Oswaldo Paya Was Also Sentenced in the Black Spring / Mario Barroso #Cuba

In 2003 José Oswaldo Paya Sardinas received the greatest tyrannical onslaught that preceded this other well-calculted and final one of 2012. Even without being on the list of those imprisoned, he was the grewatest victim of the so-called Cuban Black Spring.

The greatest part of those affected in this witch hunt , at least some fifty of them, were involved in the collection of signatures for the opposition project led by him, the Varela Project, that had the capability of hitting Fidel Castro as no opposition project had managed to do, to the point of forcing him to reform the constitution; only the genius of Oswaldo could exploit these cracks.

The fact that they left him out of the well-planned operation was an ignominious affront to the great pacifist strategist. The clear objective was to demoralize the opposition and to generate divisions and murmurs — as happened in some cases — but the majority was not fooled and did not fall into the trap.
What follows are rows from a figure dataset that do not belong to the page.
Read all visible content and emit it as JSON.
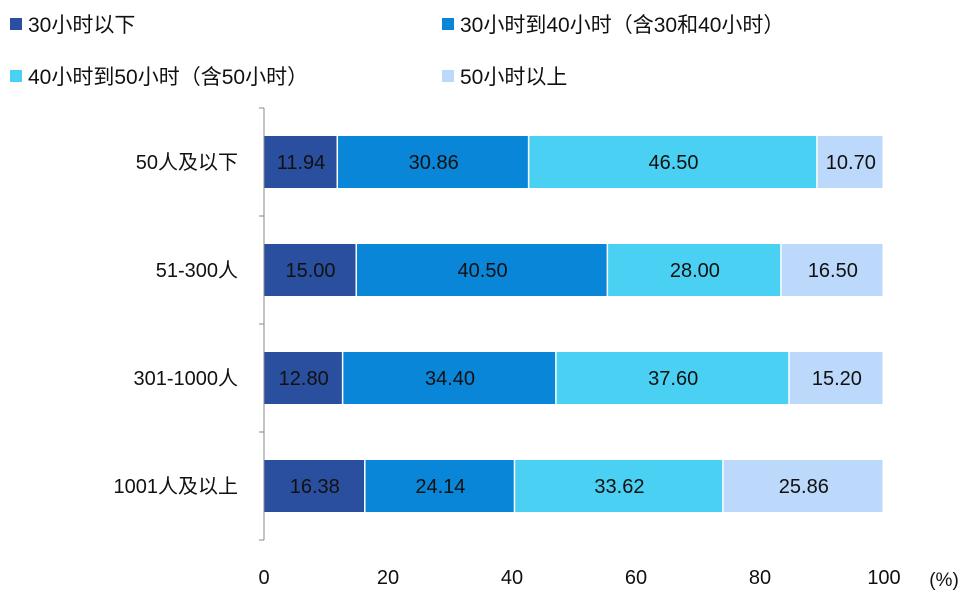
{
  "chart_data": {
    "type": "bar",
    "orientation": "horizontal",
    "stacked": true,
    "categories": [
      "50人及以下",
      "51-300人",
      "301-1000人",
      "1001人及以上"
    ],
    "series": [
      {
        "name": "30小时以下",
        "color": "#2a4f9e",
        "values": [
          11.94,
          15.0,
          12.8,
          16.38
        ],
        "labels": [
          "11.94",
          "15.00",
          "12.80",
          "16.38"
        ]
      },
      {
        "name": "30小时到40小时（含30和40小时）",
        "color": "#0a86d8",
        "values": [
          30.86,
          40.5,
          34.4,
          24.14
        ],
        "labels": [
          "30.86",
          "40.50",
          "34.40",
          "24.14"
        ]
      },
      {
        "name": "40小时到50小时（含50小时）",
        "color": "#4ad0f2",
        "values": [
          46.5,
          28.0,
          37.6,
          33.62
        ],
        "labels": [
          "46.50",
          "28.00",
          "37.60",
          "33.62"
        ]
      },
      {
        "name": "50小时以上",
        "color": "#bcd8fa",
        "values": [
          10.7,
          16.5,
          15.2,
          25.86
        ],
        "labels": [
          "10.70",
          "16.50",
          "15.20",
          "25.86"
        ]
      }
    ],
    "xlim": [
      0,
      100
    ],
    "xticks": [
      "0",
      "20",
      "40",
      "60",
      "80",
      "100"
    ],
    "unit_label": "(%)",
    "grid": false,
    "legend_position": "top"
  }
}
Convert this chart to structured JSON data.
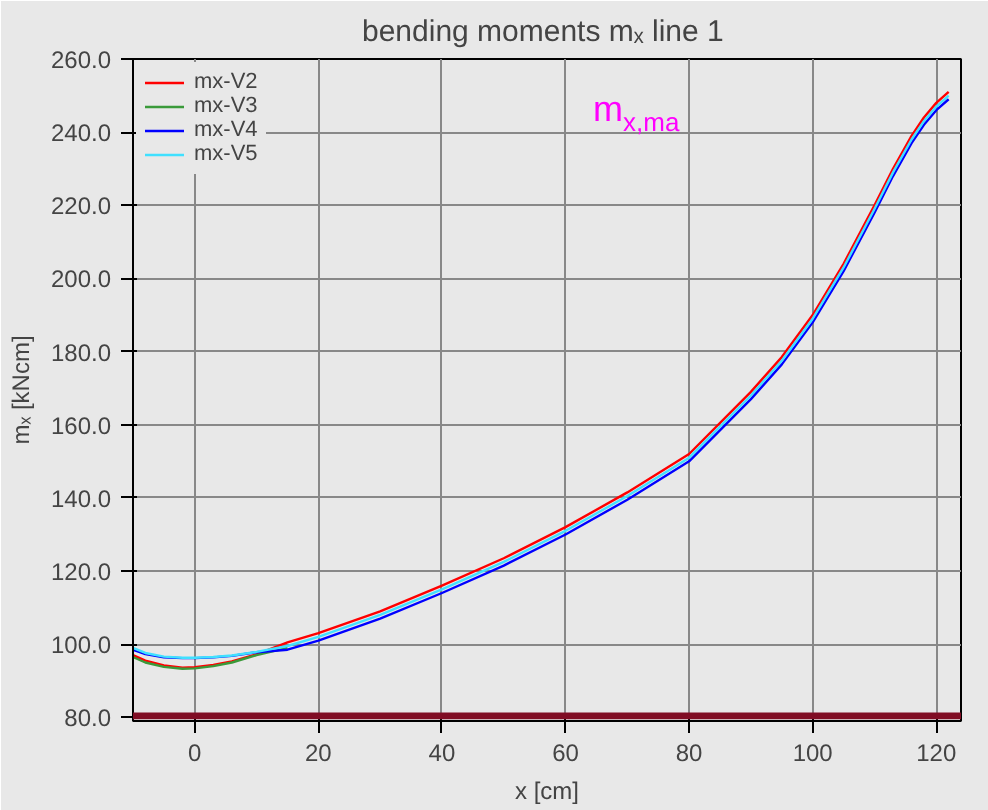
{
  "chart_data": {
    "type": "line",
    "title": "bending moments  mₓ line 1",
    "xlabel": "x [cm]",
    "ylabel": "mₓ [kNcm]",
    "x": [
      -10,
      -8,
      -5,
      -2,
      0,
      3,
      6,
      10,
      15,
      20,
      30,
      40,
      50,
      60,
      70,
      80,
      90,
      95,
      100,
      105,
      110,
      113,
      116,
      118,
      120,
      122
    ],
    "series": [
      {
        "name": "mx-V2",
        "color": "#ff0000",
        "values": [
          97,
          95.5,
          94.2,
          93.6,
          93.7,
          94.3,
          95.3,
          97.2,
          100.5,
          103,
          109,
          116,
          123.5,
          132,
          141.5,
          152,
          169,
          178.5,
          190,
          204,
          220,
          230,
          239,
          244,
          248,
          251
        ]
      },
      {
        "name": "mx-V3",
        "color": "#3a9a3a",
        "values": [
          96.5,
          95,
          93.8,
          93.3,
          93.4,
          94,
          95,
          97,
          99,
          null,
          null,
          null,
          null,
          null,
          null,
          null,
          null,
          null,
          null,
          null,
          null,
          null,
          null,
          null,
          null,
          null
        ]
      },
      {
        "name": "mx-V4",
        "color": "#0000ff",
        "values": [
          98.5,
          97.3,
          96.4,
          96.2,
          96.2,
          96.4,
          96.8,
          97.8,
          98.5,
          101,
          107,
          114,
          121.5,
          130,
          139.5,
          150,
          167,
          176.5,
          188,
          202,
          218,
          228,
          237,
          242,
          246,
          249
        ]
      },
      {
        "name": "mx-V5",
        "color": "#40e0ff",
        "values": [
          99,
          97.6,
          96.6,
          96.3,
          96.3,
          96.5,
          96.9,
          97.9,
          99.5,
          102,
          108,
          115,
          122.5,
          131,
          140.5,
          151,
          168,
          177.5,
          189,
          203,
          219,
          229,
          238,
          243,
          247,
          250
        ]
      }
    ],
    "xlim": [
      -10,
      124
    ],
    "ylim": [
      79,
      260
    ],
    "xticks": [
      0,
      20,
      40,
      60,
      80,
      100,
      120
    ],
    "yticks": [
      {
        "value": 80,
        "label": "80.0"
      },
      {
        "value": 100,
        "label": "100.0"
      },
      {
        "value": 120,
        "label": "120.0"
      },
      {
        "value": 140,
        "label": "140.0"
      },
      {
        "value": 160,
        "label": "160.0"
      },
      {
        "value": 180,
        "label": "180.0"
      },
      {
        "value": 200,
        "label": "200.0"
      },
      {
        "value": 220,
        "label": "220.0"
      },
      {
        "value": 240,
        "label": "240.0"
      },
      {
        "value": 260,
        "label": "260.0"
      }
    ],
    "bands": [
      {
        "axis": "y",
        "from": 79.5,
        "to": 81.3,
        "color": "#800d24"
      }
    ],
    "annotations": [
      "m$_{x,ma}$"
    ],
    "grid": true,
    "legend": "top left",
    "marker": "none",
    "line_style": "solid"
  }
}
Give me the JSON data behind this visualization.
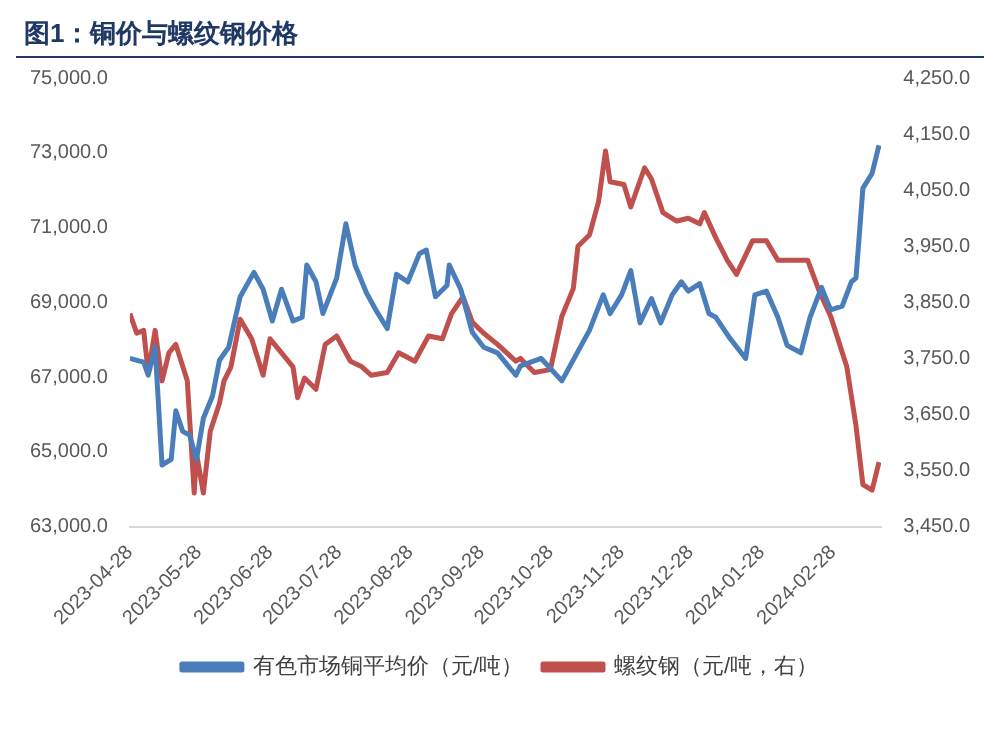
{
  "chart_data": {
    "type": "line",
    "title": "图1：铜价与螺纹钢价格",
    "xlim": [
      "2023-04-28",
      "2024-03-20"
    ],
    "xticks": [
      "2023-04-28",
      "2023-05-28",
      "2023-06-28",
      "2023-07-28",
      "2023-08-28",
      "2023-09-28",
      "2023-10-28",
      "2023-11-28",
      "2023-12-28",
      "2024-01-28",
      "2024-02-28"
    ],
    "ylim": [
      63000,
      75000
    ],
    "yticks": [
      {
        "value": 63000,
        "label": "63,000.0"
      },
      {
        "value": 65000,
        "label": "65,000.0"
      },
      {
        "value": 67000,
        "label": "67,000.0"
      },
      {
        "value": 69000,
        "label": "69,000.0"
      },
      {
        "value": 71000,
        "label": "71,000.0"
      },
      {
        "value": 73000,
        "label": "73,000.0"
      },
      {
        "value": 75000,
        "label": "75,000.0"
      }
    ],
    "y2lim": [
      3450,
      4250
    ],
    "y2ticks": [
      {
        "value": 3450,
        "label": "3,450.0"
      },
      {
        "value": 3550,
        "label": "3,550.0"
      },
      {
        "value": 3650,
        "label": "3,650.0"
      },
      {
        "value": 3750,
        "label": "3,750.0"
      },
      {
        "value": 3850,
        "label": "3,850.0"
      },
      {
        "value": 3950,
        "label": "3,950.0"
      },
      {
        "value": 4050,
        "label": "4,050.0"
      },
      {
        "value": 4150,
        "label": "4,150.0"
      },
      {
        "value": 4250,
        "label": "4,250.0"
      }
    ],
    "grid": false,
    "legend": "bottom",
    "marker": "none",
    "line_style": "solid",
    "series": [
      {
        "name": "有色市场铜平均价（元/吨）",
        "color": "#4a7ebb",
        "x": [
          "2023-04-28",
          "2023-05-04",
          "2023-05-06",
          "2023-05-09",
          "2023-05-12",
          "2023-05-16",
          "2023-05-18",
          "2023-05-21",
          "2023-05-24",
          "2023-05-27",
          "2023-05-30",
          "2023-06-03",
          "2023-06-06",
          "2023-06-10",
          "2023-06-15",
          "2023-06-21",
          "2023-06-25",
          "2023-06-29",
          "2023-07-03",
          "2023-07-08",
          "2023-07-12",
          "2023-07-14",
          "2023-07-18",
          "2023-07-21",
          "2023-07-27",
          "2023-07-31",
          "2023-08-04",
          "2023-08-09",
          "2023-08-13",
          "2023-08-18",
          "2023-08-22",
          "2023-08-27",
          "2023-09-01",
          "2023-09-04",
          "2023-09-08",
          "2023-09-13",
          "2023-09-14",
          "2023-09-19",
          "2023-09-24",
          "2023-09-29",
          "2023-10-05",
          "2023-10-13",
          "2023-10-15",
          "2023-10-24",
          "2023-11-02",
          "2023-11-14",
          "2023-11-20",
          "2023-11-23",
          "2023-11-28",
          "2023-12-02",
          "2023-12-06",
          "2023-12-11",
          "2023-12-15",
          "2023-12-20",
          "2023-12-24",
          "2023-12-27",
          "2024-01-01",
          "2024-01-05",
          "2024-01-08",
          "2024-01-14",
          "2024-01-21",
          "2024-01-25",
          "2024-01-30",
          "2024-02-04",
          "2024-02-08",
          "2024-02-14",
          "2024-02-18",
          "2024-02-23",
          "2024-02-27",
          "2024-03-03",
          "2024-03-07",
          "2024-03-09",
          "2024-03-12",
          "2024-03-16",
          "2024-03-19"
        ],
        "values": [
          67500,
          67400,
          67050,
          67800,
          64650,
          64800,
          66100,
          65550,
          65450,
          64800,
          65900,
          66500,
          67450,
          67800,
          69150,
          69800,
          69350,
          68500,
          69350,
          68500,
          68600,
          70000,
          69550,
          68700,
          69650,
          71100,
          70000,
          69250,
          68800,
          68300,
          69750,
          69550,
          70300,
          70400,
          69150,
          69450,
          70000,
          69350,
          68200,
          67800,
          67650,
          67050,
          67300,
          67500,
          66900,
          68250,
          69200,
          68700,
          69200,
          69850,
          68450,
          69100,
          68450,
          69200,
          69550,
          69300,
          69500,
          68700,
          68600,
          68050,
          67500,
          69200,
          69300,
          68600,
          67850,
          67650,
          68600,
          69400,
          68800,
          68900,
          69550,
          69650,
          72050,
          72450,
          73200
        ]
      },
      {
        "name": "螺纹钢（元/吨，右）",
        "color": "#c0504d",
        "axis": "y2",
        "x": [
          "2023-04-28",
          "2023-05-01",
          "2023-05-04",
          "2023-05-06",
          "2023-05-09",
          "2023-05-12",
          "2023-05-15",
          "2023-05-18",
          "2023-05-23",
          "2023-05-26",
          "2023-05-27",
          "2023-05-30",
          "2023-06-02",
          "2023-06-06",
          "2023-06-08",
          "2023-06-11",
          "2023-06-15",
          "2023-06-20",
          "2023-06-25",
          "2023-06-28",
          "2023-07-03",
          "2023-07-08",
          "2023-07-10",
          "2023-07-13",
          "2023-07-18",
          "2023-07-22",
          "2023-07-27",
          "2023-08-02",
          "2023-08-07",
          "2023-08-11",
          "2023-08-18",
          "2023-08-23",
          "2023-08-30",
          "2023-09-05",
          "2023-09-11",
          "2023-09-15",
          "2023-09-20",
          "2023-09-24",
          "2023-09-29",
          "2023-10-05",
          "2023-10-13",
          "2023-10-15",
          "2023-10-21",
          "2023-10-28",
          "2023-11-02",
          "2023-11-07",
          "2023-11-09",
          "2023-11-14",
          "2023-11-18",
          "2023-11-21",
          "2023-11-23",
          "2023-11-29",
          "2023-12-02",
          "2023-12-08",
          "2023-12-11",
          "2023-12-16",
          "2023-12-22",
          "2023-12-27",
          "2024-01-01",
          "2024-01-03",
          "2024-01-08",
          "2024-01-13",
          "2024-01-17",
          "2024-01-24",
          "2024-01-30",
          "2024-02-04",
          "2024-02-11",
          "2024-02-17",
          "2024-02-22",
          "2024-02-27",
          "2024-03-05",
          "2024-03-09",
          "2024-03-12",
          "2024-03-16",
          "2024-03-19"
        ],
        "values": [
          3830,
          3795,
          3800,
          3725,
          3800,
          3710,
          3760,
          3775,
          3710,
          3510,
          3580,
          3510,
          3620,
          3670,
          3710,
          3735,
          3820,
          3785,
          3720,
          3785,
          3760,
          3735,
          3680,
          3715,
          3695,
          3775,
          3790,
          3745,
          3735,
          3720,
          3725,
          3760,
          3745,
          3790,
          3785,
          3830,
          3860,
          3815,
          3795,
          3775,
          3745,
          3750,
          3725,
          3730,
          3825,
          3875,
          3950,
          3970,
          4030,
          4120,
          4065,
          4060,
          4020,
          4090,
          4070,
          4010,
          3995,
          4000,
          3990,
          4010,
          3965,
          3925,
          3900,
          3960,
          3960,
          3925,
          3925,
          3925,
          3870,
          3825,
          3735,
          3630,
          3525,
          3515,
          3565
        ]
      }
    ]
  }
}
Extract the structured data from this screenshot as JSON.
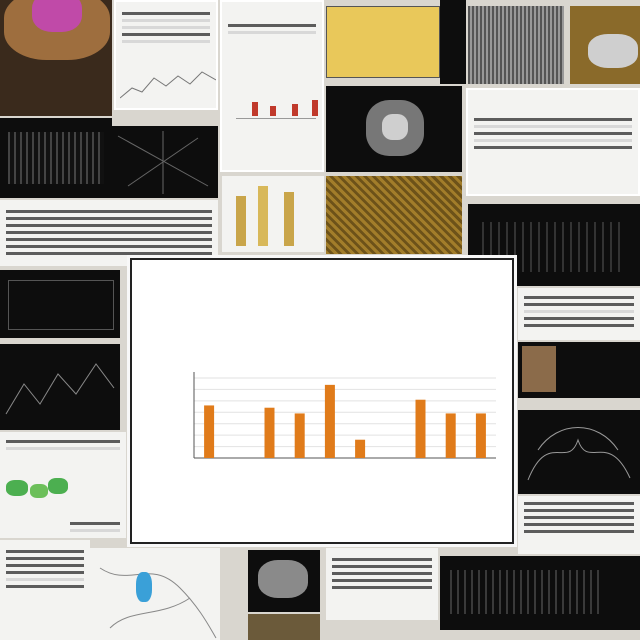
{
  "collage": {
    "panel": {
      "caption": "",
      "title_line1": "",
      "title_line2": "",
      "subtitle": "",
      "ylabel": "",
      "xlabel": ""
    }
  },
  "chart_data": {
    "type": "bar",
    "categories": [
      "",
      "",
      "",
      "",
      "",
      "",
      "",
      "",
      "",
      ""
    ],
    "values": [
      46,
      0,
      44,
      39,
      64,
      16,
      0,
      51,
      39,
      39
    ],
    "bar_color": "#e07b1a",
    "grid": true,
    "legend": "none"
  },
  "colors": {
    "accent": "#e07b1a",
    "tile_dark": "#0d0d0d",
    "tile_light": "#f3f3f1",
    "thumb_blue": "#3aa0d8",
    "thumb_green": "#4caf50",
    "thumb_pink": "#c05ab0",
    "thumb_gold": "#b8902c"
  }
}
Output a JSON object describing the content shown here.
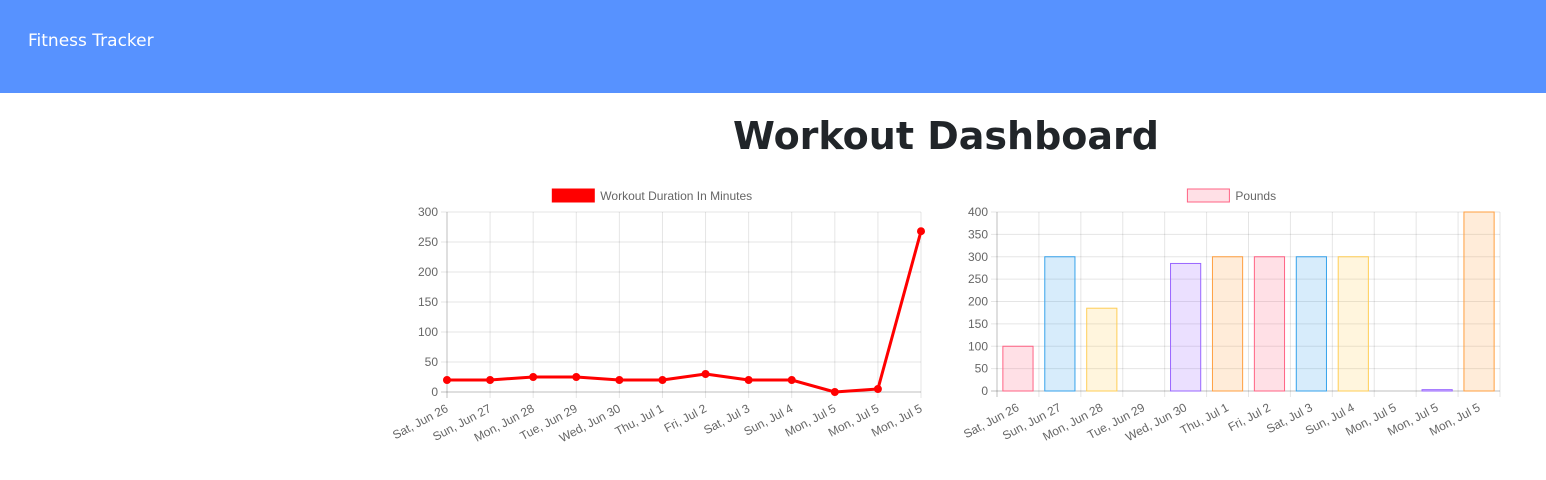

While the prisoners took up residence in punishment cells hundreds of miles from their homes, the regime published one of its typical libels, this time called “The Dissidents”, in which it’s possible to find Paya in the injurious mouth of each one of those interviewed, while perniciously selected documents try to distort his image, or feed the unfounded divisions.

One of the most grotesque attacks in that publication was to maliciously display Payá family photos showing him in good health enjoying the beach with his family as if it were a sin he should not allow himself.

Two pages with this sequence of photos were aimed like a dagger to direct relatives of victims of the Black Spring that had very fresh wounds from the imprisonment of their loved ones, the message was clear: Payá is enjoying on the beach while your family members languish in prisons.

Thus was fulfilled with the sinister objective of generating jealousy and mistrust and provoking questions in a population that was beginning to doubt the Paya name. Family members as well as prisoners today testify how much agony the arrest of his friends caused Oswaldo, his constant travel throughout the island visiting their families, his calls and letters.

Regardless of all the rumors and smear campaigns articulated by the regime he could say categorically that if it had been in his hands as the leader he would have changed places with any of them, and still would have given his life for the condemned. The sentence to remain in “freedom” while the rest were imprisoned was the worst torture someone could infringe on a person with the human qualities of Paya.

During the funeral of Oswaldo, Librado Linares, a former prisoner of the group of seventy-five told me that if thinking aloud and this was the conclusion I reached after a deep meditation: – “Look for when they saved Paya.”

And the words of the direct victim of that Black Spring, one of those who had collected signatures for the Varela Project, even my signature, made me think hard. The suspicious deaths that preceded Paya’s, and the fact that they were already thinking about the modus operandi and launched targeted assassinations and killings, of which I am fully convinced, made me reflect on the macabre of the procedures of this regime that do not hesitate to qualify as horror, but the way they acted against Paya, not only for his death and the dark days that have happened, but throughout his political activism, are a powerful symbol of the excesses to which a beast like that which seized Cuba more than fifty years ago has come to, the confluence of the most murky and gangster of the whole Republican era.